Fórum – E o senhor acha que vai haver condições políticas de apresentar algum projeto como esse em 2015?

Buarque – Tem que ser 2015, não pode demorar. Então, imagino que ele [Eduardo Campos] ainda possa ser isso, mas não vi o discurso com clareza dele.

Fórum – Isso não cria um problema interno? Sendo do PDT, apoiando outro candidato…

Buarque – É um partido que não tem problema interno.

Fórum – O senhor está indo pra Rede depois dessa eleição?

Buarque – Não… Não saio do PDT.

Fórum – Não?

Buarque – Já saí uma vez de um partido e foi muito traumático. Não tenho experiência com mais de um casamento, mas sair de um partido, pra mim, deve ter sido parecido com um divórcio. Se eu realmente cansar do PDT, saio da política. Da política, digo, eleitoral. 

Fórum – O senhor não iria pra Rede?

Buarque – Sinceramente, não vejo muita diferença nem mesmo na Rede. PSolNão vejo tanta diferença. Todos viraram grupos eleitorais. Uma coisa que apoio, a aliança da Marina com o Eduardo, é um abandono de muitas das coisas da Rede, e mesmo assim apoio. Foi um belo gesto. Mas foi um desvio. Conversei com a Marina uma vez e disse que ela não devia criar partido, achava que deveria preencher uma lacuna que o Brasil tem hoje. O Brasil não tem um líder moral. Nós já tivemos Raimundo Faoro, já tivemos muitos líderes. Hoje a gente não tem, porque viramos todos partidários. Não temos um poeta nacional, já tivemos também, Drummond e outros, né…
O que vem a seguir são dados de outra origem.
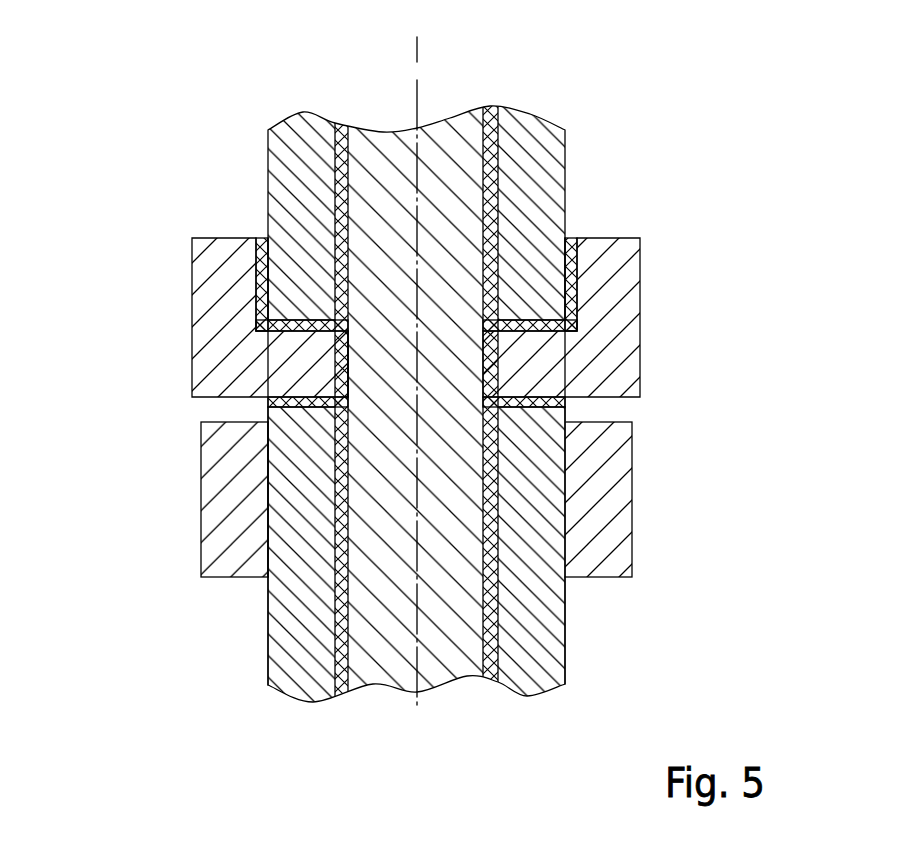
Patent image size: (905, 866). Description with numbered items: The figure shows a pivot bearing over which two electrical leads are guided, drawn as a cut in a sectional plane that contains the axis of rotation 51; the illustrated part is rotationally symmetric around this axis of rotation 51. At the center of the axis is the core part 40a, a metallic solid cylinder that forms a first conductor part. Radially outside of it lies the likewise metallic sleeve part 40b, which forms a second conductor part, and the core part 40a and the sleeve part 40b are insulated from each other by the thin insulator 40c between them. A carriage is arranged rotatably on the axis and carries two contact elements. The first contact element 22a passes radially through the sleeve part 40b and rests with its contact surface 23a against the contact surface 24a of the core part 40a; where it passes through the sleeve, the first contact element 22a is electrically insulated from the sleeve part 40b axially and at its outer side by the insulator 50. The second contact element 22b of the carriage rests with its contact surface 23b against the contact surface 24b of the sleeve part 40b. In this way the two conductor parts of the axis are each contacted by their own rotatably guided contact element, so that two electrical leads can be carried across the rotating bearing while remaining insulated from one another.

The axis of rotation 51 is at (416, 60).
The insulator 50 is at (315, 316).
The contact surface 23a is at (348, 337).
The contact surface 23b is at (286, 542).
The first contact element 22a is at (222, 310).
The second contact element 22b is at (233, 525).
The contact surface 24a is at (347, 357).
The contact surface 24b is at (267, 462).
The core part 40a is at (452, 377).
The sleeve part 40b is at (530, 545).
The insulator 40c is at (490, 643).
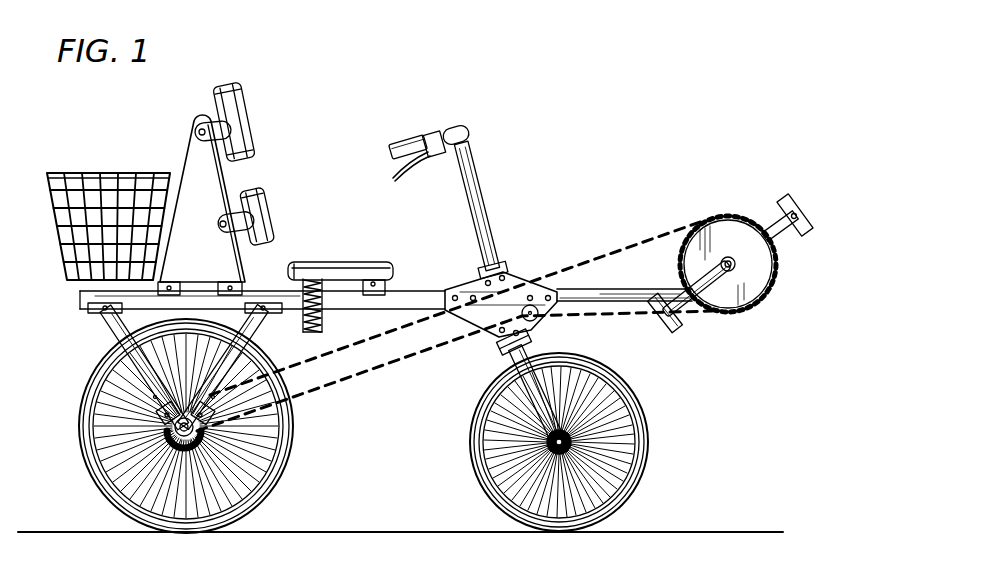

Fórum – Temos o Chico Buarque.

Buarque – É, o Chico, mas não é a mesma coisa. E é partidário. Então, está faltando um líder moral no século XXI, foi o que disse a ela. Acho até que foi em função disso que ela não disse que não queria ser a Madre Tereza de Calcutá, foi um pouco em resposta a minha sugestão.